Uzayda yaşıyormuş, Amerikan pembe dizileri kıvamında özel hayatınızı anlattığınız, gereksiz züppe yorum ve insanımıza uzak yargılarınız, "Bir elimde ayna bir elimde cımbız" edalarınız, "Müthiş anneyim ve ağzında gümüş kaşıkla doğan çocuğumun şımartılan eksiksiz hayatını hepinizin gözüne gözüne sokarım, o bir güccük hanfendüüüü..." yazılarınız midemi kasar ve bulandırır. Ama bir süredir devam eden taciz yazılarınızı okuyorum ve yaptığınız yorumları çok içten, insanca ve anaç buluyorum. Yazılarda bir snop yazardan çok başkasının yavrusuna da canı yanan bir anneyi görüyorum. Hayırdır? Yaşlılık mı, yoksa gerçekten anne mi oldunuz artık?

(Esen K.)

Çok ağır yazmışsın be Esen. İltifat ederken bile yumruk atıyorsun. 39 yaşındayım, 18 yaşından beri yazılar yazıyorum, röportajlar yapıyorum, saçmaladıklarım vardır ve çoktur, ben de büyüyorum çünkü -sen hiç mi saçmalamadın tüm bu yıllar içinde?- ama elini vicdanına koy, son taciz haberleri dışında benimle, kızımla, hayatımla, yaptıklarımla, aktardıklarımla ilgili her şey mi mideni kastı, bulandırdı? Gazze üzerine yazsam beni daha mı çok sevecektin? Ya da şehit anneleri, Kürt sorunu, kadın ayrımcılığı, gelir düzeyindeki dengesizlikler, siyası istikrarsızlık, türban, Ermeni meselesi... Bu konularda çeşitli ukalalıklar etsem ve anlaşılmaz yazılar döktürsem, o zaman beni daha ciddiye alacaktın değil mi? Ama n’apalım sen de böyle düşünüyorsun. Tacizi, evet, elimden geldiği ölçüde gündemde tutmaya devam edeceğim.

Sevgiler.

TEESSÜF EDİYORUM

BEN bir erkek hemşireyim. Söz konusu anne- kızın sözlerinde samimi olduklarına ve yalan söylemediklerine ben de inanıyorum. Ama yine de... Size teessüflerimi bildiriyorum!

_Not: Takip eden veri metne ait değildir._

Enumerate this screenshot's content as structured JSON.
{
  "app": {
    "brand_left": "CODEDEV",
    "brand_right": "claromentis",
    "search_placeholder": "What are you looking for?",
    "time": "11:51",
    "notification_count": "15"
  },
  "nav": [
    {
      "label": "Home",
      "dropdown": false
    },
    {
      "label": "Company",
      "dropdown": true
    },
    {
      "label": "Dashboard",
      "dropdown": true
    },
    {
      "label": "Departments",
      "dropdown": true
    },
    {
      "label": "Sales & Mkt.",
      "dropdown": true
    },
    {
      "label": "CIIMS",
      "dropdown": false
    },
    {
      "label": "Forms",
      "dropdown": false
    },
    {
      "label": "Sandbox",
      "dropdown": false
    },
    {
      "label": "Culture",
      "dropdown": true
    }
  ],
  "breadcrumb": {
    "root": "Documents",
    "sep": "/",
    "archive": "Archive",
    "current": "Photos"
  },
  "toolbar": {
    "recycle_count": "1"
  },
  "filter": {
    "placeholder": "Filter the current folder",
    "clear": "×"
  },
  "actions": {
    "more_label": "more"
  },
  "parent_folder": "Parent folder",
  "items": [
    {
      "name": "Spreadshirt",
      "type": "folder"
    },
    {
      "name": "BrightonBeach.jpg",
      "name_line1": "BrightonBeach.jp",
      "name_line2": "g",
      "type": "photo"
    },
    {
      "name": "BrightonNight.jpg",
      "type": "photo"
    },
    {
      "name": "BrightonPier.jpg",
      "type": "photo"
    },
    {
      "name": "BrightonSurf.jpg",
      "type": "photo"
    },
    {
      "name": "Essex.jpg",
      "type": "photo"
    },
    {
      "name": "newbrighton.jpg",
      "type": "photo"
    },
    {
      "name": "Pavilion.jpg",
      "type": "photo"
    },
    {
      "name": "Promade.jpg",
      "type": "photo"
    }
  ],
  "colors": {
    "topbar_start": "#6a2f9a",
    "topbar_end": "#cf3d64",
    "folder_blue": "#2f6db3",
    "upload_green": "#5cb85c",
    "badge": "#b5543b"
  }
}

Hastanelerin psikiyatri, yoğun bakım, acil ve ameliyat sonrası bakım ünitelerinde erkek hemşire çalıştırılmaması gerektiğine inanan okurlarınızı takdir etmeniz, felaket ötesi bir şey. Çünkü bu durum, erkek hemşirelerin, potansiyel bir tehlike olarak görülmesine yol açacaktır. Neden erkek hemşireler potansiyel tehlikeli insanlar olsun ki? Neden erkek doktorlar değil de erkek hemşireler? Yoksa erkek hemşirelerin de mesleklerini kötüye kullanmayacaklarına dair yemin ettiklerini bilmiyor muydunuz?

(Ethem Ö.)

Çok çok özür diliyorum sizden. Sadece erkek hemşireler değil, doktorların da tacizde bulundukları ve bulunabilecekleri göz önünde bulundurursak, kesinlikle haklısınız.